(BONNES) RÉSOLUTIONS 2023
Les sept leçons de 2022 qu’il ne faudra surtout pas oublier en 2023
Le plus souvent, on savait déjà tout ça, mais on l’avait oublié : 2022 nous aura confirmé quelques acquis fondamentaux qu’il faut à présent garder en mémoire pour éviter de nouvelles sorties de route…
L’horlogerie est un faisceau de métiers où, généralement, on n’apprend pas des crises : dans l’amont industriel comme dans l’aval commercial, en passant par les marques et les médias, sans oublier les clients, les cycles se succèdent sans que personne n’en conserve la mémoire. Ce qui conduit tout le monde à refaire sporadiquement les mêmes bêtises en revivant les mêmes situations. En se décidant à rester un peu plus sérieux et en s’assurant de ne pas retomber dans les ornières d’un passé récent, on pourrait par exemple garder en tête quelques enseignements magistralement mis en lumière en 2022…
❑❑ LES CYGNES NOIRS VOLENT EN ESCADRILLE : commencées en pleine panique pandémique, les années 2020 ont vu se vaporiser toutes les certitudes qui semblaient avoir été moulées dans le marbre de la « bulle » des années 2000 et 2010. Les hoquets du capitalo-communisme chinois, la guerre en Ukraine, la déstabilisation géopolitique d’une planète en phase accélérée de déglobalisation, le dérèglement climatique, la dédollarisation des échanges commerciaux, la crise larvée de la zone euro : autant de « cygnes noirs » qui ont envahi l’horizon dans une ambiance de coagulation brutale des facteurs négatifs. En un an, le paysage planétaire aura plus changé qu’au cours des vingt années précédentes – ceci pour ne rien dire des mutations sociétales qui marque l’émergence de nouvelles générations milléniales en rupture avec les boomers qui géraient l’ancien désordre mondial. Le monde est tragique, comme on le sait depuis toujours, mais, gavés et repus, les moutons de Panurge de la bergerie occidentale avaient préféré l’oublier. L’histoire ne pardonne rien à ceux qui tentent d’échapper à ses implacables rouages en s’auto-proclamant intemporels. 2023 s’annonce comme la fessée du siècle pour les faux-monnayeurs qui se pensaient naïvement ou perversement crisis proof : ami, entends-tu le vol noir de ces cygnes sur nos plaines ?
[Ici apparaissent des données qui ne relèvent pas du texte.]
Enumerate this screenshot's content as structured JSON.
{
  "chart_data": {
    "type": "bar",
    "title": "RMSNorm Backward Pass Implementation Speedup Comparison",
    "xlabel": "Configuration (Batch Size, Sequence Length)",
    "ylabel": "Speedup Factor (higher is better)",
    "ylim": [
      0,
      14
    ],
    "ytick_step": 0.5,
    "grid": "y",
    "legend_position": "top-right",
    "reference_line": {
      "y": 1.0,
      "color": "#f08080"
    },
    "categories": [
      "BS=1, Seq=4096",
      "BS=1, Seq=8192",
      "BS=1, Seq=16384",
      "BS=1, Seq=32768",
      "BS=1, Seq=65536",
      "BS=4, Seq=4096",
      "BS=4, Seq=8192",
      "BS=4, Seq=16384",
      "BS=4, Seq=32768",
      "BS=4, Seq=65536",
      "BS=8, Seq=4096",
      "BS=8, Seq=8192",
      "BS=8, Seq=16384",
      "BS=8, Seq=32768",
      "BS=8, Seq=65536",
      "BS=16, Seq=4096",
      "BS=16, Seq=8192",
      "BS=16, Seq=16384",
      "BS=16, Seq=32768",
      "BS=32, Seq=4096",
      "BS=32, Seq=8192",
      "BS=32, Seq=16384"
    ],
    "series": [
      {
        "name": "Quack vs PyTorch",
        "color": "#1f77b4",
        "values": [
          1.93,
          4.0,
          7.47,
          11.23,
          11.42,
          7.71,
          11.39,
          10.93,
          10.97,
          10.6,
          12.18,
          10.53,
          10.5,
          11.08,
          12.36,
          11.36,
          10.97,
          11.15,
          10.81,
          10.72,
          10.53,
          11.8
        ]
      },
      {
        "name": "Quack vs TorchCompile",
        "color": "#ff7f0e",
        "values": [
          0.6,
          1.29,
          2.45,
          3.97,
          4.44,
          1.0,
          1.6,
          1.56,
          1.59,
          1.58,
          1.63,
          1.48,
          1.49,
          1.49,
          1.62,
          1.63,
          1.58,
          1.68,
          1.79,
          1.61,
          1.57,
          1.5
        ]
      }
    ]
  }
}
❑❑ QUAND ON A TOUCHÉ LE FOND, IL NE RESTE PLUS QU’À CREUSER : faut-il que les marques soient résilientes pour supporter les maltraitances managériales dont elles sont victimes ! Quelques exemples au hasard, sans considération de taille ou de statut. Ouvrons le dossier Breguet, dont Nicolas Hayek Senior avait restauré la grandeur et fait oublier des décennies de décadence : sur sa lancée des années 2000, la marque flirterait aujourd’hui avec le milliard de francs suisses, alors que son chiffre d’affaires a pratiquement été divisé par un peu moins de trois dans les années 2010 – pour se retrouver au quart du milliard qu’il s’agissait de tutoyer. Plus la moindre ambition, plus de perspectives un tant soit peu réjouissantes, plus de carburant dans un moteur qui réclamerait une sacrée révision, plus de dignité dans l’absence de respect dû à une des plus belles marques horlogères de l’histoire : moyennant quoi, l’actuelle direction – confiée au brillantissime Lionel a Marca – continue à creuser alors qu’elle a déjà touché le fond. C’est même à se demander s’il ne ‘agit pas d’une épidémie, parce qu’on retrouve les mêmes symptômes toxiques chez les autres « marques de luxe » du Swatch Group (Blancpain ou Harry Winston, par exemple)…
❑❑ QUAND ON A PLUS RIEN À DIRE, IL FAUT LE CRIER TRÈS FORT : autre exemple frappant de déréliction managériale, le cas Roger Dubuis. Si la marque était un temps prometteuse [au moins avant son rachat en catastrophe par le groupe Richemont, et sans doute encore un peu sous la houlette de Jean-Marc Pontroué], on y chercherait en vain aujourd’hui les reliefs de ce faste passé : il ne reste que les guenilles grandiloquentes des avancées stratégiques précédentes, des mécaniques déjà lancées et de partenariats qui n’ont plus ni queue, ni tête. Le narratif autoréférencé de la marque sidère par son emphatique vacuité : « Découvrez l’expertise horlogère résolument extravagante, rebelle et élégante, l’expression percutante du style et de la maîtrise horlogère de Roger Dubuis ». Flatus vocis, auraient dit les scholastiques : une flatulence vocale, un pet verbal dirait-on aujourd’hui. Le catalogue met en évidence cette hyperbole du grand vide : à force de s’instituer réservée à « un cercle exclusif d’hédonistes », auxquels on propose « l’expérience la plus passionnante de l’hyper-horlogerie », la marque a perdu et ses derniers hédonistes, et ses parts de marché [on comparera les dizaines de millions de pertes qu’elle génère aux centaines de millions de profits que réalise à présent Richard Mille, alors que les deux marques étaient au coude à coude à la fin des années 2000]. La maison Roger Dubuis est tout simplement sortie de l’horizon mental des amateurs : au lieu d’être existentielle [ce qui aurait été défendable, même à une échelle microcosmique], elle n’est plus que résiduelle…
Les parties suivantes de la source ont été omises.